Intelligent Point Cloud Labeling with Viewpoint Recommendation

Jun 2021 - Nov 2022

Autonomous driving requires labeled 3D point cloud segmentation datasets to train models.

However, annotating point cloud segmentation is laborious.

The annotator has to label a large number of points, and frequently needs to adjust the viewpoint to navigate in the 3D space.

A 3D scene of KITTI point clouds, it's difficult to find a suitable view to observe.

Existing point cloud segmentation systems face the challenge of how to reduce annotators’ time cost of choosing a suitable viewpoint.

In this work, we defines that a good perspective is determined by the divisibility of the points under the modified perspective.

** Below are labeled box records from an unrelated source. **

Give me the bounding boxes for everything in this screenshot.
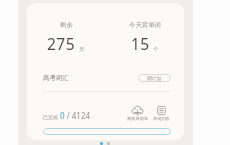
staticText: 天 [79,46,85,53]
button[interactable]: 离线单词包 [126,106,149,121]
button[interactable]: 剩余 [27,3,184,140]
button[interactable]: 调计划 [138,74,171,82]
staticText: 调计划 [147,75,162,81]
staticText: 个 [153,46,159,53]
staticText: 15 [131,33,150,54]
staticText: 275 [47,33,76,54]
staticText: 剩余 [60,21,73,29]
staticText: 已完成 0 / 4124 [43,110,91,121]
button[interactable]: 单词列表 [152,106,171,121]
staticText: 单词列表 [153,116,170,121]
staticText: 今天背单词 [129,21,161,29]
other: 单词列表 [156,106,167,115]
staticText: 高考词汇 [43,74,69,82]
other: 离线单词包 [132,106,143,115]
staticText: 离线单词包 [127,116,148,121]
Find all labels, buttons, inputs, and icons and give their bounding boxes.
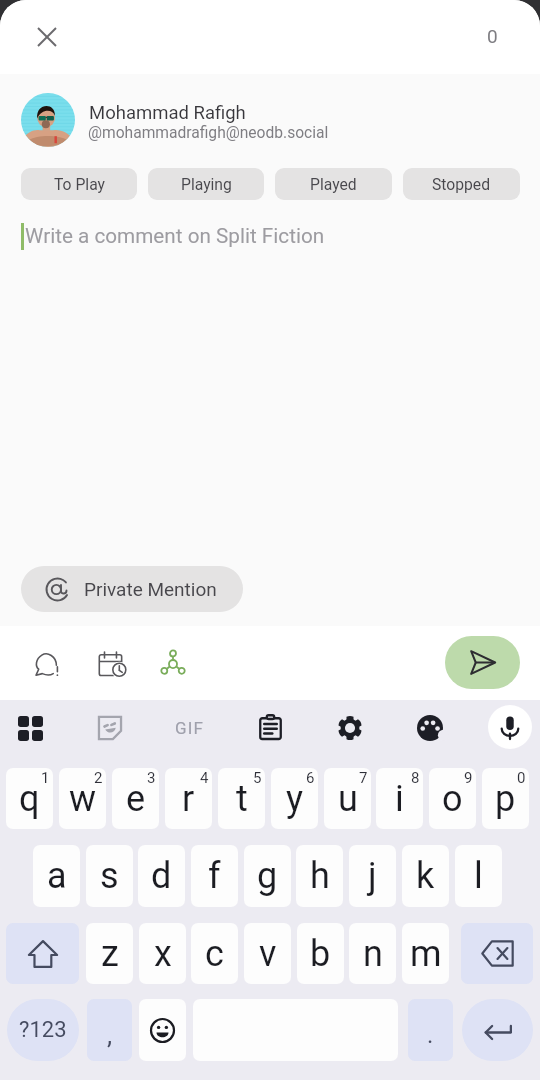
staticText: e [126, 778, 146, 820]
staticText: p [495, 778, 516, 820]
staticText: b [310, 933, 331, 975]
staticText: , [107, 1020, 113, 1050]
button[interactable]: Shift [6, 923, 79, 984]
button[interactable]: Voice input [488, 705, 532, 749]
button[interactable]: Private Mention [21, 566, 243, 612]
button[interactable]: o [429, 768, 476, 829]
staticText: f [208, 855, 221, 897]
button[interactable]: . [408, 999, 453, 1061]
staticText: c [205, 933, 224, 975]
staticText: 1 [41, 769, 50, 787]
staticText: GIF [175, 718, 205, 738]
button[interactable]: Visibility [151, 641, 195, 685]
button[interactable]: l [455, 845, 502, 907]
staticText: q [19, 778, 40, 820]
staticText: x [154, 933, 172, 975]
staticText: 6 [306, 769, 315, 787]
button[interactable]: Send [445, 636, 520, 689]
button[interactable]: Backspace [461, 923, 533, 984]
staticText: r [182, 778, 195, 820]
button[interactable]: Close [23, 13, 71, 61]
staticText: u [338, 778, 358, 820]
staticText: t [236, 778, 248, 820]
button[interactable]: Apps [8, 706, 52, 750]
button[interactable]: Stickers [88, 706, 132, 750]
staticText: j [368, 855, 377, 897]
button[interactable]: Emoji [139, 999, 186, 1061]
staticText: z [101, 933, 119, 975]
button[interactable]: Clipboard [248, 705, 292, 749]
button[interactable]: n [349, 923, 396, 984]
button[interactable]: Content warning [25, 642, 69, 686]
staticText: . [427, 1021, 434, 1049]
staticText: g [257, 855, 278, 897]
button[interactable]: Played [275, 168, 392, 200]
staticText: 7 [359, 769, 368, 787]
button[interactable]: c [191, 923, 238, 984]
staticText: @mohammadrafigh@neodb.social [88, 124, 329, 142]
staticText: 4 [200, 769, 209, 787]
staticText: Stopped [432, 175, 491, 193]
staticText: i [395, 778, 404, 820]
button[interactable]: v [244, 923, 291, 984]
button[interactable]: z [86, 923, 133, 984]
staticText: Played [310, 175, 357, 193]
staticText: w [69, 778, 97, 820]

Our method enables effective navigation in autonomous driving point cloud data, based on the clustering center of data objects and simulation of human interaction to estimate annotation cost. (1): Point cloud interface. (2): Calculating center of each data objects for a particular category. (3): Simulating human interaction and estimating interaction cost. (4): Selecting a recommended view. (5): Annotation result under the recommended viewpoint.

The projection of 3D points should be explainable for annotators, while the points of different categories, at the same time, should be easy to separate.

We propose an intelligent viewpoint recommendation method. Our approach is based on the idea of finding minimum estimated human interaction cost under different camera angles.

We apply Fitts’ law to model the human interaction cost of lasso selection, and introduce a near-linear SVM classification to approximate the user selection range.

Workflow of our method. Based on the default labeling results to provide a feasible recommended viewpoint. The method will return the camera position and target to the front-head rendering system. (a) For each category, clustering the points based on scanning density. (b) Based on 2d projection using a near-linear SVM and get the tunnel’s perimeter and margin width. (c) Calculate interaction cost using Fitts’ law distance to solve the optimization problem. (d) Recommend viewpoint to the user, and user’s modification will be returned to the algorithm for update.

We built a point cloud annotation tool with a viewpoint recommend callback functions. We implemented models for default labeling and added some customization. We also made a recommendation list clicking to jump to recommended perspective with a bounding box highlighting the objects.

Interface of the point cloud labeling system. (A) Toolbar: a control toolbar where the user can switch between interaction modes (e.g., selection and zooming modes). (B) Scene overview: an overview of the point cloud data. (C) Point cloud annotation view: the workspace where the user annotates point cloud. (D) Viewpoint table view: a list showing recommended viewpoints.

We conduct a user study to compare our algorithm with other methods on different point cloud data.

Comparison of completion time (left) and accuracy (right) on different strategies on three different point cloud.

The result confirms that our approach reduced the time cost to label point cloud segmentation.